As the price of oil has risen 14 percent in one week, the energy sector has rallied 6 percent in the same time. However, the options market suggests that investors remain nervous about energy stocks, considerably more so than any other group in this year's broad market selloff.
"Everybody is an oil expert right now — people have reasons for why it's going up, people have reasons for why it's going down. But where they really express it is by buying options on the [energy sector ETF] XLE and on crude oil," Dennis Davitt of Harvest Volatility Advisors said Thursday on CNBC's "Power Lunch."
Comparatively, the implied volatility for XLE is more than 60 percent higher than it is for SPY, the ETF that tracks the S&P 500. Investor nervousness around crude oil seems even more extreme, with oil's implied volatility at almost triple that of the SPY. Implied volatility is a measure that uses options prices to track the magnitude of expected moves (especially to the downside) for a given stock or ETF.
"There's a great deal of uncertainty in the actual oil commodity that's flowing into the energy stocks, which also then in turn flows into the S&P 500," Davitt said Thursday.
In January, crude oil dropped below $27 a barrel to its lowest level since 2003. But recently the commodity has pared its deep losses, spurred by reports that Russia and Saudi Arabia may arrive at a deal to cut production in a market awash with supply.

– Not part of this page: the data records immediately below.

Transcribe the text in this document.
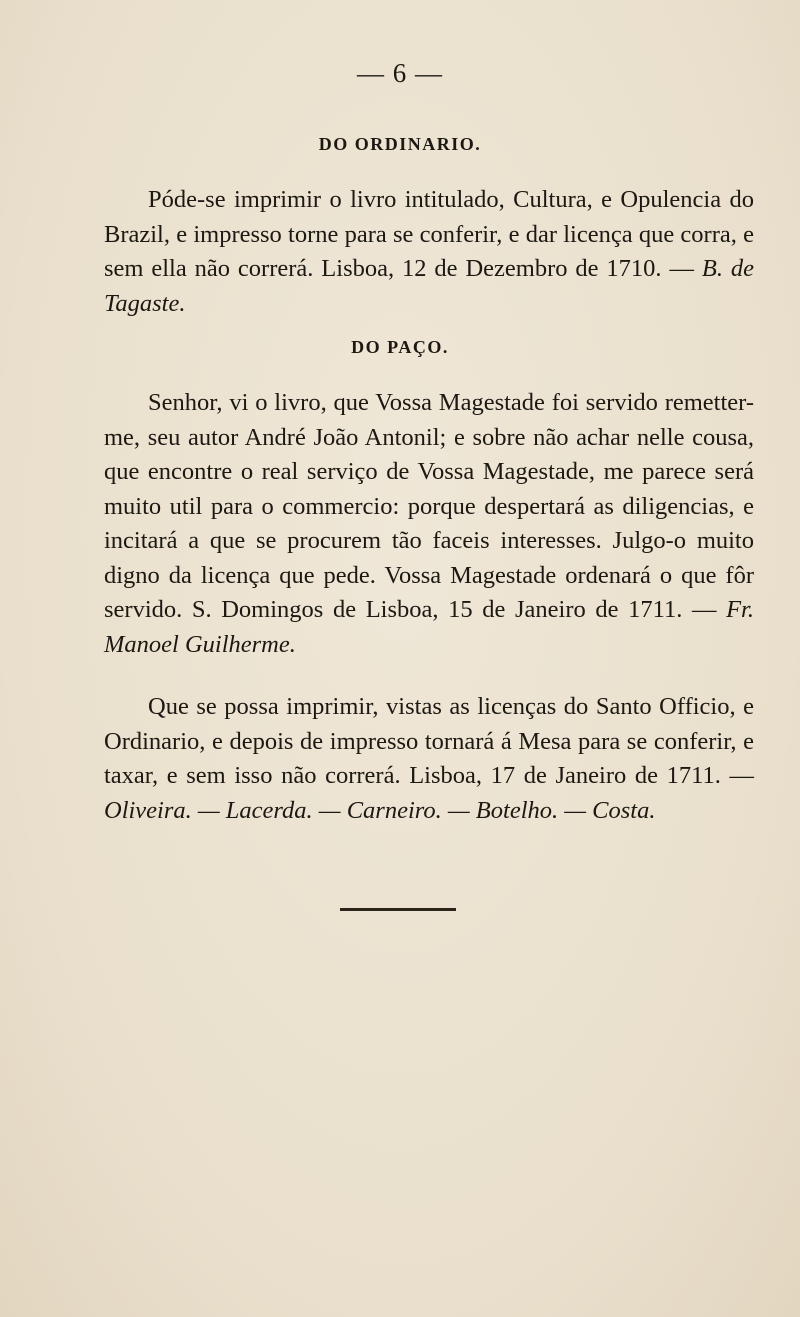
— 6 —
DO ORDINARIO.

Póde-se imprimir o livro intitulado, Cultura, e Opulencia do Brazil, e impresso torne para se conferir, e dar licença que corra, e sem ella não correrá. Lisboa, 12 de Dezembro de 1710. — B. de Tagaste.

DO PAÇO.

Senhor, vi o livro, que Vossa Magestade foi servido remetter-me, seu autor André João Antonil; e sobre não achar nelle cousa, que encontre o real serviço de Vossa Magestade, me parece será muito util para o commercio: porque despertará as diligencias, e incitará a que se procurem tão faceis interesses. Julgo-o muito digno da licença que pede. Vossa Magestade ordenará o que fôr servido. S. Domingos de Lisboa, 15 de Janeiro de 1711. — Fr. Manoel Guilherme.

Que se possa imprimir, vistas as licenças do Santo Officio, e Ordinario, e depois de impresso tornará á Mesa para se conferir, e taxar, e sem isso não correrá. Lisboa, 17 de Janeiro de 1711. — Oliveira. — Lacerda. — Carneiro. — Botelho. — Costa.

Still, Gina Sanchez of Chantico Global remains skeptical that an output cut will be much help to the price of oil in the near term.
"Everybody assumes that if you cut supply we should see oil rise back up quickly, and the reality is there's so much oil out there and demand is so low, the demand problem has really exacerbated this," Sanchez said Thursday in a "Trading Nation" segment. "So while you may think that oil may come up, this pig is not even halfway through the python in terms of oversupply."